Bilingual Assessment Service (BAS)

You may be concerned about an English language Learner (ELL) in your school who is not progressing as expected. If a student has been in the school system for two terms, with extra support through ESOL funding and still does not progress, you may be able to apply for the Bilingual Assessment Service (BAS).

Level of complianceMain audienceOther

Inform

  • Principals and Tumuaki
  • Educators, Teachers and Kaiako
  • ESOL Staff
  • Learning Support Coordinators and SENCOs
  • RTLBs
  • Boards
  • Parents, Caregivers and Whānau

Learn about the Bilingual Assessment Service and how to obtain its assistance.

About the bilingual assessment service (BAS)

Before accessing the BAS, consider ESOL funding and follow that process.

A bilingual assessment evaluates a student’s functioning and achievement in their first language and collects information which might be affecting the child’s performances at school (for example: social and emotional health).

  • Over 75 Resource Teachers: Learning and Behaviour (RTLBs) around the country are trained to do these assessments. They work with a bilingual support person and will recommend ways to help support the students.
  • A bilingual assessment can distinguish between language learning needs, additional special learning needs and social/emotional needs, through dual assessment in the student's first language and English.
  • The BAS is funded by the Ministry of Education.
  • There is no cost to your school.

Who qualifies?

A BAS referral may be considered if you notice a cluster of the following factors.

The student:

  • is not making expected gains in English language acquisition for their age and stage, even with ESOL-funded support
  • has an unclear educational history or there is evidence of disrupted or no schooling before coming to New Zealand
  • has known physical and/or cognitive disabilities or limitations before coming to New Zealand and is likely to have additional learning needs
  • is withdrawn or seems depressed
  • participates to little or no extent in class
  • is disruptive or aggressive, or behaves erratically
  • does not complete any or much work.

Who does not qualify

  • International fee-paying students, although schools may contract private services with costs being covered through fees.
  • New Zealand-born students, although they may be considered if they have spent long periods of time out of New Zealand.

Referring a student to the BAS

To refer a student to the BAS, you need to work through the RTLB service.

You need to attach supporting evidence to this form.
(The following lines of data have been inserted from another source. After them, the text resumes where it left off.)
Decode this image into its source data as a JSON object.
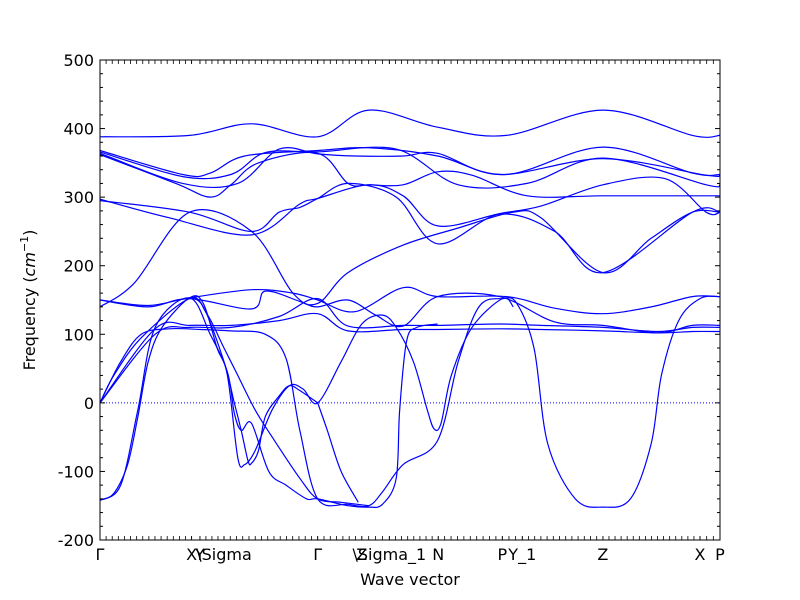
{
  "chart_data": {
    "type": "line",
    "title": "",
    "xlabel": "Wave vector",
    "ylabel": "Frequency (cm⁻¹)",
    "ylabel_prefix": "Frequency (",
    "ylabel_unit": "cm",
    "ylabel_exp": "−1",
    "ylabel_suffix": ")",
    "ylim": [
      -200,
      500
    ],
    "yticks": [
      -200,
      -100,
      0,
      100,
      200,
      300,
      400,
      500
    ],
    "xlim": [
      0,
      9.0
    ],
    "grid": false,
    "legend": "none",
    "line_color": "#0000ff",
    "zero_line": {
      "y": 0,
      "style": "dotted",
      "color": "#0000ff"
    },
    "high_symmetry_points": [
      {
        "label": "Γ",
        "x": 0.0
      },
      {
        "label": "X",
        "x": 1.33
      },
      {
        "label": "Y",
        "x": 1.45
      },
      {
        "label": "\\Sigma",
        "x": 1.8
      },
      {
        "label": "Γ",
        "x": 3.16
      },
      {
        "label": "Z",
        "x": 3.8
      },
      {
        "label": "\\Sigma_1",
        "x": 4.2
      },
      {
        "label": "N",
        "x": 4.91
      },
      {
        "label": "P",
        "x": 5.84
      },
      {
        "label": "Y_1",
        "x": 6.13
      },
      {
        "label": "Z",
        "x": 7.3
      },
      {
        "label": "X",
        "x": 8.71
      },
      {
        "label": "P",
        "x": 9.0
      }
    ],
    "series": [
      {
        "points": [
          [
            0,
            388
          ],
          [
            1.3,
            390
          ],
          [
            2.2,
            407
          ],
          [
            3.16,
            388
          ],
          [
            3.9,
            427
          ],
          [
            4.9,
            402
          ],
          [
            5.9,
            390
          ],
          [
            7.3,
            427
          ],
          [
            8.6,
            390
          ],
          [
            9.0,
            390
          ]
        ]
      },
      {
        "points": [
          [
            0,
            368
          ],
          [
            1.2,
            333
          ],
          [
            1.6,
            335
          ],
          [
            2.1,
            360
          ],
          [
            3.16,
            368
          ],
          [
            3.9,
            372
          ],
          [
            4.9,
            360
          ],
          [
            5.9,
            333
          ],
          [
            7.3,
            373
          ],
          [
            8.6,
            335
          ],
          [
            9.0,
            333
          ]
        ]
      },
      {
        "points": [
          [
            0,
            366
          ],
          [
            1.2,
            330
          ],
          [
            1.9,
            333
          ],
          [
            2.4,
            365
          ],
          [
            3.16,
            366
          ],
          [
            4.3,
            370
          ],
          [
            5.2,
            318
          ],
          [
            6.2,
            320
          ],
          [
            7.3,
            357
          ],
          [
            8.8,
            318
          ],
          [
            9.0,
            318
          ]
        ]
      },
      {
        "points": [
          [
            0,
            364
          ],
          [
            1.2,
            320
          ],
          [
            2.0,
            320
          ],
          [
            2.6,
            370
          ],
          [
            3.16,
            363
          ],
          [
            3.7,
            360
          ],
          [
            4.4,
            360
          ],
          [
            4.9,
            364
          ],
          [
            5.8,
            333
          ],
          [
            7.3,
            356
          ],
          [
            8.8,
            332
          ],
          [
            9.0,
            332
          ]
        ]
      },
      {
        "points": [
          [
            0,
            362
          ],
          [
            1.1,
            320
          ],
          [
            1.6,
            300
          ],
          [
            1.9,
            318
          ],
          [
            2.3,
            350
          ],
          [
            3.16,
            364
          ],
          [
            3.6,
            320
          ],
          [
            3.9,
            318
          ],
          [
            4.4,
            318
          ],
          [
            4.9,
            337
          ],
          [
            5.4,
            332
          ],
          [
            6.2,
            302
          ],
          [
            7.3,
            302
          ],
          [
            8.8,
            302
          ],
          [
            9.0,
            302
          ]
        ]
      },
      {
        "points": [
          [
            0,
            297
          ],
          [
            1.0,
            270
          ],
          [
            2.2,
            245
          ],
          [
            2.9,
            290
          ],
          [
            3.16,
            298
          ],
          [
            3.9,
            318
          ],
          [
            4.4,
            302
          ],
          [
            4.9,
            258
          ],
          [
            5.8,
            276
          ],
          [
            6.4,
            287
          ],
          [
            7.3,
            318
          ],
          [
            8.2,
            327
          ],
          [
            8.8,
            278
          ],
          [
            9.0,
            278
          ]
        ]
      },
      {
        "points": [
          [
            0,
            295
          ],
          [
            1.3,
            278
          ],
          [
            2.2,
            250
          ],
          [
            2.6,
            278
          ],
          [
            2.9,
            285
          ],
          [
            3.16,
            298
          ],
          [
            3.6,
            320
          ],
          [
            4.3,
            300
          ],
          [
            4.9,
            232
          ],
          [
            5.8,
            275
          ],
          [
            6.6,
            250
          ],
          [
            7.3,
            190
          ],
          [
            8.6,
            278
          ],
          [
            9.0,
            278
          ]
        ]
      },
      {
        "points": [
          [
            0,
            140
          ],
          [
            0.5,
            175
          ],
          [
            1.3,
            278
          ],
          [
            2.2,
            250
          ],
          [
            2.8,
            160
          ],
          [
            3.16,
            145
          ],
          [
            3.6,
            190
          ],
          [
            4.4,
            230
          ],
          [
            5.2,
            255
          ],
          [
            6.0,
            278
          ],
          [
            6.4,
            270
          ],
          [
            7.3,
            190
          ],
          [
            8.0,
            240
          ],
          [
            8.6,
            278
          ],
          [
            9.0,
            278
          ]
        ]
      },
      {
        "points": [
          [
            0,
            150
          ],
          [
            0.7,
            142
          ],
          [
            1.3,
            153
          ],
          [
            2.2,
            165
          ],
          [
            2.8,
            160
          ],
          [
            3.16,
            150
          ],
          [
            3.7,
            133
          ],
          [
            4.4,
            168
          ],
          [
            4.9,
            155
          ],
          [
            5.9,
            155
          ],
          [
            6.6,
            138
          ],
          [
            7.3,
            130
          ],
          [
            8.0,
            140
          ],
          [
            8.6,
            155
          ],
          [
            9.0,
            155
          ]
        ]
      },
      {
        "points": [
          [
            0,
            150
          ],
          [
            0.7,
            140
          ],
          [
            1.3,
            152
          ],
          [
            2.2,
            137
          ],
          [
            2.4,
            163
          ],
          [
            2.9,
            148
          ],
          [
            3.16,
            140
          ],
          [
            3.6,
            150
          ],
          [
            4.0,
            128
          ],
          [
            4.4,
            112
          ],
          [
            4.9,
            155
          ],
          [
            5.8,
            155
          ],
          [
            6.6,
            118
          ],
          [
            7.3,
            113
          ],
          [
            8.1,
            102
          ],
          [
            8.6,
            113
          ],
          [
            9.0,
            113
          ]
        ]
      },
      {
        "points": [
          [
            0,
            0
          ],
          [
            0.8,
            100
          ],
          [
            1.3,
            110
          ],
          [
            1.9,
            110
          ],
          [
            2.6,
            126
          ],
          [
            3.16,
            152
          ],
          [
            3.6,
            112
          ],
          [
            4.4,
            113
          ],
          [
            4.9,
            113
          ],
          [
            5.8,
            115
          ],
          [
            6.4,
            113
          ],
          [
            7.3,
            110
          ],
          [
            8.1,
            104
          ],
          [
            8.6,
            110
          ],
          [
            9.0,
            110
          ]
        ]
      },
      {
        "points": [
          [
            0,
            0
          ],
          [
            0.8,
            108
          ],
          [
            1.3,
            113
          ],
          [
            1.9,
            113
          ],
          [
            2.6,
            120
          ],
          [
            3.16,
            130
          ],
          [
            3.6,
            105
          ],
          [
            4.4,
            107
          ],
          [
            4.9,
            107
          ],
          [
            5.8,
            108
          ],
          [
            6.4,
            107
          ],
          [
            7.3,
            105
          ],
          [
            8.1,
            102
          ],
          [
            8.6,
            104
          ],
          [
            9.0,
            104
          ]
        ]
      },
      {
        "points": [
          [
            0,
            0
          ],
          [
            0.3,
            60
          ],
          [
            0.6,
            100
          ],
          [
            1.0,
            108
          ],
          [
            1.45,
            107
          ],
          [
            1.9,
            105
          ],
          [
            2.4,
            100
          ],
          [
            2.7,
            65
          ],
          [
            2.9,
            -40
          ],
          [
            3.16,
            -140
          ],
          [
            3.6,
            -148
          ],
          [
            3.9,
            -150
          ],
          [
            4.1,
            -130
          ],
          [
            4.4,
            -90
          ],
          [
            4.9,
            -55
          ],
          [
            5.2,
            60
          ],
          [
            5.5,
            140
          ],
          [
            5.84,
            152
          ],
          [
            6.05,
            145
          ],
          [
            6.3,
            80
          ],
          [
            6.5,
            -60
          ],
          [
            6.9,
            -140
          ],
          [
            7.3,
            -152
          ],
          [
            7.7,
            -140
          ],
          [
            8.0,
            -60
          ],
          [
            8.15,
            40
          ],
          [
            8.4,
            120
          ],
          [
            8.71,
            152
          ],
          [
            9.0,
            155
          ]
        ]
      },
      {
        "points": [
          [
            0,
            -142
          ],
          [
            0.2,
            -132
          ],
          [
            0.4,
            -90
          ],
          [
            0.55,
            -20
          ],
          [
            0.7,
            60
          ],
          [
            0.9,
            110
          ],
          [
            1.3,
            153
          ],
          [
            1.5,
            145
          ],
          [
            1.7,
            80
          ],
          [
            1.85,
            40
          ],
          [
            2.0,
            -80
          ],
          [
            2.1,
            -90
          ],
          [
            2.25,
            -70
          ],
          [
            2.5,
            -10
          ],
          [
            2.75,
            25
          ],
          [
            2.95,
            20
          ],
          [
            3.16,
            0
          ],
          [
            3.5,
            60
          ],
          [
            3.8,
            115
          ],
          [
            4.1,
            128
          ],
          [
            4.3,
            110
          ],
          [
            4.55,
            60
          ],
          [
            4.75,
            -10
          ],
          [
            4.85,
            -38
          ],
          [
            4.95,
            -30
          ],
          [
            5.1,
            40
          ],
          [
            5.4,
            110
          ],
          [
            5.84,
            152
          ],
          [
            6.0,
            140
          ]
        ]
      },
      {
        "points": [
          [
            0,
            -142
          ],
          [
            0.3,
            -120
          ],
          [
            0.55,
            -10
          ],
          [
            0.8,
            110
          ],
          [
            1.3,
            153
          ],
          [
            1.6,
            100
          ],
          [
            1.85,
            45
          ],
          [
            1.95,
            -15
          ],
          [
            2.05,
            -40
          ],
          [
            2.2,
            -30
          ],
          [
            2.45,
            -100
          ],
          [
            2.7,
            -120
          ],
          [
            3.0,
            -140
          ],
          [
            3.16,
            -140
          ],
          [
            3.6,
            -150
          ],
          [
            3.9,
            -152
          ],
          [
            4.1,
            -148
          ],
          [
            4.3,
            -110
          ],
          [
            4.35,
            -10
          ],
          [
            4.45,
            90
          ],
          [
            4.6,
            110
          ],
          [
            4.9,
            115
          ]
        ]
      },
      {
        "points": [
          [
            0,
            0
          ],
          [
            0.2,
            40
          ],
          [
            0.6,
            95
          ],
          [
            1.3,
            152
          ],
          [
            1.55,
            130
          ],
          [
            1.8,
            80
          ],
          [
            2.0,
            40
          ],
          [
            2.25,
            -10
          ],
          [
            2.5,
            -50
          ],
          [
            2.9,
            -110
          ],
          [
            3.16,
            -140
          ],
          [
            3.5,
            -145
          ],
          [
            3.9,
            -150
          ]
        ]
      },
      {
        "points": [
          [
            1.3,
            153
          ],
          [
            1.5,
            140
          ],
          [
            1.8,
            60
          ],
          [
            1.95,
            0
          ],
          [
            2.05,
            -40
          ],
          [
            2.15,
            -85
          ],
          [
            2.2,
            -88
          ],
          [
            2.3,
            -70
          ],
          [
            2.4,
            -20
          ],
          [
            2.6,
            10
          ],
          [
            2.75,
            25
          ],
          [
            2.9,
            18
          ],
          [
            3.16,
            0
          ]
        ]
      },
      {
        "points": [
          [
            3.16,
            0
          ],
          [
            3.3,
            -40
          ],
          [
            3.5,
            -100
          ],
          [
            3.75,
            -145
          ]
        ]
      }
    ]
  }
}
To gather this information, you may need to observe the student over a period of time and note your concerns about their learning and behaviour.

This is the type of information you need to supply:

  • The student's education before arriving in New Zealand — how many years they attended, the type of school (rural, city) and whether they attended regularly.
  • Support already provided to the student, such as through ESOL funding, teacher's aide support, translation, counselling, individual learning plan, access to computer-based learning.
  • Social interaction — how the student interacts with their peers, both in and outside the classroom.
  • Physical disabilities or other factors that might affect the student’s learning.

Send the application to your liaison RTLB. They will check that all the required information is there and send it on to the RTLB bilingual assessor and/or cluster manager.

The RTLB bilingual assessor will arrange the bilingual assessment. This may be several weeks after you made the referral.

How the bilingual assessment works

The assessment is done with the student to:

  • gather basic information about them, their family and their experiences
  • assess their confidence in first language listening and speaking
  • assess levels of comprehension and production of written and spoken English text
  • assess their social and emotional state, including attitudes to self, school and circumstances.

The student is assessed using their first language for:

  • sound/letter knowledge
  • spoken vocabulary
  • retention of spoken language and structural strengths and gaps (ROL)
  • reading proficiency/competency — sound/word knowledge, basic word recognition, fluency, comprehension, recall, reread, writing proficiency/competency, written vocabulary, dictation, free writing, editing.

Possible results of a bilingual assessment

The assessment may indicate that the student:

  • is cognitively within the ‘norm’ for their age and progressing normally for a student acquiring a new language
  • is cognitively within the 'norm' for their age but has unexpected linguistic difficulties that are affecting learning progress
  • is cognitively within the ‘norm’ for their age but is experiencing cultural and social trauma or adjustment difficulties at school and/or at home that are affecting English acquisition and learning progress
  • is struggling and delayed cognitively and linguistically in their first language and cultural contexts, which is also affecting learning and English acquisition
  • has existing special needs, which affect all aspects of their learning and linguistic progress in current contexts
  • is failing to progress at a normal rate because they are receiving inadequate or inappropriate programming and support.

The RTLB assessor prepares a report that summarises the information gathered from the assessment and recommends ways to meet the student's learning needs. This is sent to your school via your liaison RTLB.